Тогда они вошли. Это тоже было очень просто. Внутри было несколько вязанок хвороста и поленьев. Изнутри окошко стало совсем синим. Все было чисто и ясно. Дверь перед ними была раскрыта, и долго, не спеша, стоя на пороге друг подле друга, они смотрели в ночь.
Когда Симон окидывал взглядом свою прошлую жизнь, то видел, что она кончилась в ту ночь, когда он познал Ариадну.
От этой прошлой жизни еще оставалось несколько островков, бывших его радостями. Часто он говорил себе, что все радости жизни должны быть где-то соединены скрытой связью. И вот теперь он коснулся этой связующей нити, открыл далекую страну, откуда радости текли к людям, как питающие реки, и где было рукой подать до великой тайны — так близко, что, словно за легким занавесом, ощущалось биение невидимого сердца, задающего движение вселенной. Да, все мгновения, когда ему казалось, что этот занавес, отделяющий нас от другого края жизни, разрывается перед его глазами, все те минуты, когда близкое соприкосновение с природой так живо вызывало у него впечатление того, что он, наконец, посвящен, что открылась дверь перед неким великим откровением, — все эти минуты, эти порывы, эти радости возрождались в этом счастье и обретали в нем смысл: ибо он видел, что все они обращены к тому пылающему очагу, откуда била жизнь.
Он вспоминал — и с каким удивлением — о стольких часах, которые прожил вдали от солнца, занимаясь искусственными проблемами, блуждая в туманных умствованиях, во власти книг — тех книг, которые, изучая другие книги и манеру, с какой эти книги толковали более древние книги, ставя перед собой, таким образом, все более и более удаленную и все более и более узкую задачу, доносили лишь тусклый, угасающий отблеск жизни, картину, лишенную как мечты, так и реальности. Да, все это прошлое было похоже на слезшую старую кожу, обнажившую его перед небом. Оказавшись один рано утром на каменистой тропинке, где его только что покинула Ариадна, когда деревья одно за другим просыпались ото сна, а из-под облаков, испаряющихся в провалах лощин, понемногу появлялся совсем новый пейзаж, и понимая, что в нем не осталось более ничего от того чувства странности, которое иногда внушала ему природа, и что более нигде вещи не питали к нему ни малейшей недоброжелательности, Симон вдруг остановился и, подняв глаза к горе, глядя на стену жесткой и чистой скалы, с вершины которой на него снизошло столько счастья, долго вдыхал воздух… «Жизнь, — сказал он себе, — нет, жизнь — это не идея!..»

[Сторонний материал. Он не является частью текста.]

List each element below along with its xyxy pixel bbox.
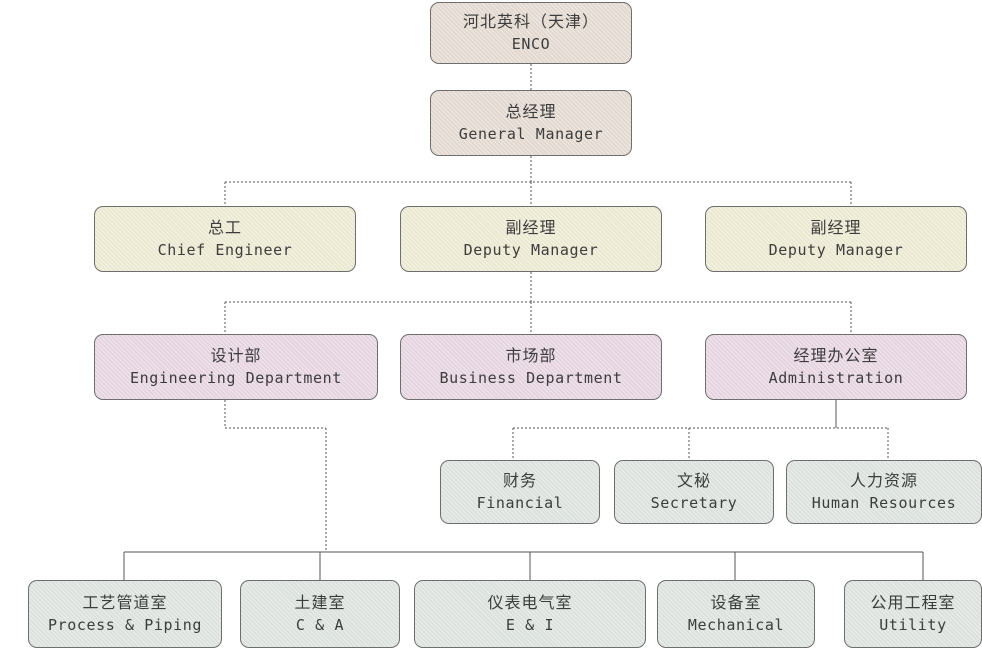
node-business-department-zh: 市场部 <box>505 346 557 365</box>
node-c-and-a: 土建室 C & A <box>240 580 400 648</box>
node-process-piping: 工艺管道室 Process & Piping <box>28 580 222 648</box>
node-human-resources: 人力资源 Human Resources <box>786 460 982 524</box>
node-deputy-manager-2-en: Deputy Manager <box>768 241 904 259</box>
node-process-piping-en: Process & Piping <box>47 616 203 634</box>
node-enco: 河北英科（天津） ENCO <box>430 2 632 64</box>
node-financial: 财务 Financial <box>440 460 600 524</box>
node-deputy-manager-1-zh: 副经理 <box>505 218 557 237</box>
node-financial-zh: 财务 <box>502 471 537 490</box>
node-administration: 经理办公室 Administration <box>705 334 967 400</box>
node-human-resources-en: Human Resources <box>811 494 957 512</box>
node-c-and-a-zh: 土建室 <box>294 593 346 612</box>
node-chief-engineer: 总工 Chief Engineer <box>94 206 356 272</box>
node-chief-engineer-en: Chief Engineer <box>157 241 293 259</box>
node-mechanical-zh: 设备室 <box>710 593 762 612</box>
node-mechanical-en: Mechanical <box>687 616 785 634</box>
node-human-resources-zh: 人力资源 <box>849 471 918 490</box>
node-utility-en: Utility <box>879 616 947 634</box>
node-e-and-i: 仪表电气室 E & I <box>414 580 646 648</box>
node-utility: 公用工程室 Utility <box>844 580 982 648</box>
node-secretary-zh: 文秘 <box>676 471 711 490</box>
node-chief-engineer-zh: 总工 <box>207 218 242 237</box>
node-deputy-manager-2-zh: 副经理 <box>810 218 862 237</box>
node-utility-zh: 公用工程室 <box>870 593 956 612</box>
node-engineering-department: 设计部 Engineering Department <box>94 334 378 400</box>
node-deputy-manager-1: 副经理 Deputy Manager <box>400 206 662 272</box>
node-general-manager-en: General Manager <box>458 125 604 143</box>
node-secretary-en: Secretary <box>650 494 738 512</box>
node-c-and-a-en: C & A <box>295 616 345 634</box>
node-deputy-manager-1-en: Deputy Manager <box>463 241 599 259</box>
node-financial-en: Financial <box>476 494 564 512</box>
node-enco-en: ENCO <box>511 35 551 53</box>
node-process-piping-zh: 工艺管道室 <box>82 593 168 612</box>
node-enco-zh: 河北英科（天津） <box>462 12 599 31</box>
node-e-and-i-zh: 仪表电气室 <box>487 593 573 612</box>
node-business-department-en: Business Department <box>439 369 623 387</box>
node-engineering-department-zh: 设计部 <box>210 346 262 365</box>
node-engineering-department-en: Engineering Department <box>130 369 342 387</box>
node-general-manager-zh: 总经理 <box>505 102 557 121</box>
node-mechanical: 设备室 Mechanical <box>657 580 815 648</box>
node-general-manager: 总经理 General Manager <box>430 90 632 156</box>
node-e-and-i-en: E & I <box>505 616 555 634</box>
node-administration-en: Administration <box>768 369 904 387</box>
node-deputy-manager-2: 副经理 Deputy Manager <box>705 206 967 272</box>
node-business-department: 市场部 Business Department <box>400 334 662 400</box>
node-secretary: 文秘 Secretary <box>614 460 774 524</box>
node-administration-zh: 经理办公室 <box>793 346 879 365</box>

И теперь он дал наполнить себя той радости, что словно возвращает человека к его истокам и которая, действительно, возвратила его к истокам всего, словно он и не жил никогда; она вернула ему утраченную девственность: ибо эта ночь уничтожала все остальные, и он теперь был уверен, что любая радость могла так же возродиться из пепла, а любое деяние могло вновь возникнуть в своей новизне из глубины человеческих ночей… Он чувствовал в себе силы сотворить мир. И с невыразимым волнением думал, что любовь — действительно акт созидания, и что эта ночь, возможно, стала первым этапом на пути создания человека.
Мир выходил из этой ночи слитым воедино, как и он сам. Все враждебные силы, все доныне разрозненные части, все, что до сих пор было раздором, ссорой, неповиновением, отрицанием, теплом и холодом, телом и душой, водой и огнем, истинами, борющимися с противоположными истинами — все это сливалось, объединялось в несравненном согласии. Все пустоты заполнились: мир повсюду был полон. Со всех сторон Симон словно видел руки, подающие ему знак… И даже эти книги, недостаточность которых он признавал, — он знал, что теперь мог бы к ним вернуться: ему больше не требовалось защищаться от них, он больше не рисковал стать их жертвой. Ощущение собственной силы обязывало его на все смотреть с любовью.